José Villegas Tavares fue un extraordinario lateral izquierdo del club de futbol Guadalajara que entre otras hazañas logró considerarse Campeonísimo al sumar ocho torneos de liga al hilo y, en lo personal, marcar como si fuera su conciencia al supuestamente inmarcesible Garrincha, cuando las Chivas del Guadalajara se enfrentaron al Botafogo. A Villegas le decían El Jamaicón y cuenta la leyenda que todo lo grandioso jugador que era sobre las canchas en México se diluía en cuanto viajaba por el mundo y se sentía lejos de su querencia: que si previo al Mundial de Suecia 58 lo cacharon rumiando en los jardines de un hotel en Portugal la nefanda distancia que lo separaba del verdadero chicharrón o que si previo al Mundial de Chile 62, El Jamaicón hizo el ridiculazo frente a Inglaterra en Wembley (un bochornoso partido que perdió México 8 a 0) nomás porque extrañaba a su jefecita, las garnachas y el guacamole. Lo cierto es que no se ponen de acuerdo los cronistas y seudoescritores que han intentado abordar el Síndrome del Jamaicón: esa melosa nostalgia capaz de hundir a todos los mexicanos en la inacción total en cuanto sentimos que estamos lejos no sólo de los brazos de nuestra respectiva mamacita, sino del sabor auténtico del nenepil, la temperatura exacta del cilantro y el sabor limón del verdadero limón.

Algo tendrá que ver en todo esto Saturno y la melancolía como pesada saliva de las distancias, pero hoy que todo antojo queda tan a la mano, repito que es inevitable –incluso en tierra de los mejores solomillos, las botanas de sepia y chopitos, los boquerones en vinagre… ¡y el imperio inapelable del jamón!—de vez en cuando saciar el recuerdo de los tacos al pastor y sin importar horarios ni climas acercarse a cualesquiera de los pequeños santuarios que se encargan de apaciguar toda urgencia mexica.
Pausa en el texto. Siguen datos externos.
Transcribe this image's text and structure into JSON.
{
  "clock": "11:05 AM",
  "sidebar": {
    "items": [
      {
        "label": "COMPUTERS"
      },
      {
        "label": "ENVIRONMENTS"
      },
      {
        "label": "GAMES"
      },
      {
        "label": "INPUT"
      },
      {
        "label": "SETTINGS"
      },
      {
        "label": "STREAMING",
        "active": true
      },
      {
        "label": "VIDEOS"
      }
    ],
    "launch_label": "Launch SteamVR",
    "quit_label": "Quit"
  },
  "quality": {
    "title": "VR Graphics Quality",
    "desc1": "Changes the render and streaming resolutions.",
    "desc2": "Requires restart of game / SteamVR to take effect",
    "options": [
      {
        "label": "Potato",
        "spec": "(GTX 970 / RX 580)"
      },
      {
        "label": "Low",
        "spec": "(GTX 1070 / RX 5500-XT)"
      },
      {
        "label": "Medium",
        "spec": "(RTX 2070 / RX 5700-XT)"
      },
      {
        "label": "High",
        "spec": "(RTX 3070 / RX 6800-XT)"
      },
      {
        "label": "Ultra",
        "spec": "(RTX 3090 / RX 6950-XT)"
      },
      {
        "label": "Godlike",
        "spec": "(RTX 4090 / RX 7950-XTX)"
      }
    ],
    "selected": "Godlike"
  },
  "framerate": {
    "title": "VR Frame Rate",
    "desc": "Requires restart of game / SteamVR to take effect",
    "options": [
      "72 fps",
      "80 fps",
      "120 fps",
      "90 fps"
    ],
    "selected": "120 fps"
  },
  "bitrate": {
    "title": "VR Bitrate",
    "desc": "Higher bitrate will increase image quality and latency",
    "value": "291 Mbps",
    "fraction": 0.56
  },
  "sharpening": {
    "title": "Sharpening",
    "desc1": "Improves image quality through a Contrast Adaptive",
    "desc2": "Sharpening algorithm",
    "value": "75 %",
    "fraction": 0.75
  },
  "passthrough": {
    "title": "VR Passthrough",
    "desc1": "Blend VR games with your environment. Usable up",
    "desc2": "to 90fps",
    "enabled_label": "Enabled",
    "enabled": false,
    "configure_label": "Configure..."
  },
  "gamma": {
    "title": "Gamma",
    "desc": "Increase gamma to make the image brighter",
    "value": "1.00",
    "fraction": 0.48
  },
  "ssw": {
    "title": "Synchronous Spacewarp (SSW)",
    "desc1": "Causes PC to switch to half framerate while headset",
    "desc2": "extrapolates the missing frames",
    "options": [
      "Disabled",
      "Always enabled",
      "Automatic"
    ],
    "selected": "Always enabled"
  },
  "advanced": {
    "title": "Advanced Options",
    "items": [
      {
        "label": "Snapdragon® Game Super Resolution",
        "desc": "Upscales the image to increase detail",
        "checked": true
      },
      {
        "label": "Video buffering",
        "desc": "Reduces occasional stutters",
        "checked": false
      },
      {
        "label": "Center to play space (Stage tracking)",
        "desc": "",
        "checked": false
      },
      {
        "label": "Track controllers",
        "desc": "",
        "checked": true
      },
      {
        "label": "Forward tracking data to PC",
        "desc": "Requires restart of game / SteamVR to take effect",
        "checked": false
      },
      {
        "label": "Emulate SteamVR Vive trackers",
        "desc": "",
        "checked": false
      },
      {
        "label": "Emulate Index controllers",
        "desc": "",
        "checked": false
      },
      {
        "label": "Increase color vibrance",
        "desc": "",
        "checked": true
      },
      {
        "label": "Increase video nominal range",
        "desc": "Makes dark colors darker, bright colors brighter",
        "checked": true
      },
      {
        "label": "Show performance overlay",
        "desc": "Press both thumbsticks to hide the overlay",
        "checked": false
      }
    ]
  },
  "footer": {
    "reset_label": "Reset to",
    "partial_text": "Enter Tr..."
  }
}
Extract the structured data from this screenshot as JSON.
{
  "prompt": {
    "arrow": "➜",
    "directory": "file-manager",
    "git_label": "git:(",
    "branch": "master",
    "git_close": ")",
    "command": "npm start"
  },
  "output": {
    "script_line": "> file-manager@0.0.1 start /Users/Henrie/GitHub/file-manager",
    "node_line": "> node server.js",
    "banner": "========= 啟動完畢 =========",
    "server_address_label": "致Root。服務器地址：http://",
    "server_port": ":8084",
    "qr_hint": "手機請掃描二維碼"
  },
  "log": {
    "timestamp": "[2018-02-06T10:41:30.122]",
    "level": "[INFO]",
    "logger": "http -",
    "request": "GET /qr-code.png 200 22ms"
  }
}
Otro tanto es indagar que el antojo se acelera ante la prolongada ausencia de salsas y chiles de veras. La guindilla no le llega ni a los talones a un buen chipotle y por mucho que le llamen bravas a las patatas de tapa o botaneo, nada tiene que ver ese caldillo de casi cátsup con una buena dosis de salsa roja que te hace hablar arameo al segundo bocado.

Si a lo anterior se le agrega el milagro de encontrarse con alguna bella paisana que nos permita edulcorar la charla de sobremesa con todos los diminutivos posibles, todas los chilanguerías o demás palabras que aunque sea por unas horas podemos decirle al oído sin necesidad de traducirlas al castellano viejo y cenar la vitamina T de tacos, tamales, tortas o volver a las carnitas, recrear la imaginación en una gringa, combinar en tostada un bistec finamente picadito con queso revulcanizado como llanta de trailero, en mucho se dirime el Síndrome del Jamaicón: ponerlo en remisión quizá hasta el próximo trimestre en que sabemos que inevitablemente vuelve a bailarnos un jarabe tapatío en plena tripa, sin importar la progresiva filiación que le vayamos cumpliendo a todas las maravillas de la cocina española.